Here’s an interesting read from Niall Cook on the Three Tenets of B2B Social Media, offering “three main principles for marketers in business-to-business industries looking to harness social media.”
Many B2B companies and marketers struggle to initially see the purpose and benefits of social media (if this sounds like you then we recently wrote about Why Social Media Matters For Successful B2B), or once on board, fail to utilise the medium correctly. In his post, Cook focuses on the social relationships within B2B marketing with three basic ideas:
1. “Small communities matter.” It’s easy to compare a B2B social world with a B2C one and come to the conclusion that social media is better tailored to consumers than businesses as customers. This is just not true when there are so many small and influential communities specifically tailored around different subjects and industries. If anything, a B2B company has a more focused group of customers to engage with. And another bonus of a small community is the trust and weight that members carry in terms of word of mouth and recommendation. Your only real hurdle is finding the right community for your business.

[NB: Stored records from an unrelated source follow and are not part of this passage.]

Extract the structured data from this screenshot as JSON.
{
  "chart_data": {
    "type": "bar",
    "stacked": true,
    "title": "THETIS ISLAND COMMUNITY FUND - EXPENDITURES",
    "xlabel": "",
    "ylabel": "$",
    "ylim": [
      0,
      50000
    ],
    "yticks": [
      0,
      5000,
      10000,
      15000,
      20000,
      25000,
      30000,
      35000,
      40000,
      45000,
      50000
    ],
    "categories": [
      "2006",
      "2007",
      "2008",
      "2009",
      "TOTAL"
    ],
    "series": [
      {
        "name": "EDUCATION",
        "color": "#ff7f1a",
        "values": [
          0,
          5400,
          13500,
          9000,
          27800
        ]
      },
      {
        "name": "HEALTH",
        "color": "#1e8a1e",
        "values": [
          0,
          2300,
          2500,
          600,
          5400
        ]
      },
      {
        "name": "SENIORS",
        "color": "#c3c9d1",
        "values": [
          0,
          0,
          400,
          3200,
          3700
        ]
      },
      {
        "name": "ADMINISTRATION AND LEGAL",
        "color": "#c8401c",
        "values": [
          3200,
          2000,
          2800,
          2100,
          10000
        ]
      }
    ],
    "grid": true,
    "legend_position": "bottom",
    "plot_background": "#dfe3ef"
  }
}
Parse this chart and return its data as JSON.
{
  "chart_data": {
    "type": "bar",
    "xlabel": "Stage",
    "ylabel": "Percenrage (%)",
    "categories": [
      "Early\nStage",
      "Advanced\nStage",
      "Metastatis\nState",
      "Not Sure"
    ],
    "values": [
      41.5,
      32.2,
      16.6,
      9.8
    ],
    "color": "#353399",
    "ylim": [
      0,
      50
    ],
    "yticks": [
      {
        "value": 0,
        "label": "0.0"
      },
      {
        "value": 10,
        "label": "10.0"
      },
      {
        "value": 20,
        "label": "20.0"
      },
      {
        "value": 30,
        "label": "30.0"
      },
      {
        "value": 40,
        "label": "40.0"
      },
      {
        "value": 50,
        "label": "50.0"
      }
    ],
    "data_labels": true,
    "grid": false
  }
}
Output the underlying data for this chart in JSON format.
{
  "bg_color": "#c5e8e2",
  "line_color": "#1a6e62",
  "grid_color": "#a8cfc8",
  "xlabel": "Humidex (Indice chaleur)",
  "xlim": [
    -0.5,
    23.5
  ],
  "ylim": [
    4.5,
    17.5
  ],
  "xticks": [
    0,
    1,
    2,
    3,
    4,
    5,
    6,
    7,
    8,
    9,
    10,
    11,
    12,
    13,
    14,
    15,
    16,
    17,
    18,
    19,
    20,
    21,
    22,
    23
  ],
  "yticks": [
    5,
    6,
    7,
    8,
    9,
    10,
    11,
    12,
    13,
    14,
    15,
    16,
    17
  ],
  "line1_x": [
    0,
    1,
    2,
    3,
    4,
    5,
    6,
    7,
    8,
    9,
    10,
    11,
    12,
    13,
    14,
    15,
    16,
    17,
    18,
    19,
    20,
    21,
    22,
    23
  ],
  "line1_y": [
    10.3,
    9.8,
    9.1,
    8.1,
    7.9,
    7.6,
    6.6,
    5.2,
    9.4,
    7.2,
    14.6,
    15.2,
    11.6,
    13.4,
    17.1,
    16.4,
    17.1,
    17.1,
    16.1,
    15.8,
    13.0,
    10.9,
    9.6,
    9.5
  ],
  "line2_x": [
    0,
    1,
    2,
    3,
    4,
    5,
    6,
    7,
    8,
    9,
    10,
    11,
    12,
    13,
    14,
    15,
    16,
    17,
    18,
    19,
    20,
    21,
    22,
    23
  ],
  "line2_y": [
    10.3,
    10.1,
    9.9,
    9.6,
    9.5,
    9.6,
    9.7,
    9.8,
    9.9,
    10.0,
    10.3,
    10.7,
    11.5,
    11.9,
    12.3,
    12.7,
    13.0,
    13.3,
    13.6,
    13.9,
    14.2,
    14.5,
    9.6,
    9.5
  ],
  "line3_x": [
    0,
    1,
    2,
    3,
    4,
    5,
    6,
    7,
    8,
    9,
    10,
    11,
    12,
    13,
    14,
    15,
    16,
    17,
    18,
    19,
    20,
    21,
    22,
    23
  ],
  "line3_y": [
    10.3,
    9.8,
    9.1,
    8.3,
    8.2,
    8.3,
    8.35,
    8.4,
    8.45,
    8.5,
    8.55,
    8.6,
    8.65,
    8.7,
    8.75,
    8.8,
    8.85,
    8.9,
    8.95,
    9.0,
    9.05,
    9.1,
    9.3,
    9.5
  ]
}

2. “Virtual and physical relationships augment each other.” Another advantage of the B2B world is the increased likelihood that you may have already forged a ‘real life’ relationship with some of your online acquaintances, or at the very least attended the same trade shows, have links through other businesses and companies and members. Because your business world is smaller, you have a better chance to strengthen individual relationships with clients and peers both on and offline.
3. “‘Social’ is not the same as ‘personal’.” Keeping your social activity appropriate at work is one of the first things to learn when using social media – that doesn’t mean you can’t be friendly, humorous, individual or that you can’t interact on a one-to-one level with customers and clients. Imagine you are at a conference, a trade show or a meeting – turn on that level of ‘social’ interaction when you are working online and keep both a professional and approachable face on when using social media.
We would add another tenet to Cook’s list, which is: “Make yourself useful!” Consumers approach social media from a perspective of getting a good deal, a freebie, becoming part of a community or latching on to a particular brand/lifestyle or idea. Their needs are generally met quickly and on a short term basis according to what they are looking for. Businesses, on the other hand, are looking to forge long-lasting and beneficial relationships with suppliers, industry peers and service providers. They don’t need a quick fix, they need support, advice and to be able to trust who they are working with. By providing your B2B customers with plenty of information, fresh content, plentiful advice, efficient customer services and a friendly ear, you will become their most useful asset online.
If you are a B2B company or marketer, what have you found most useful and beneficial when using social media for your business?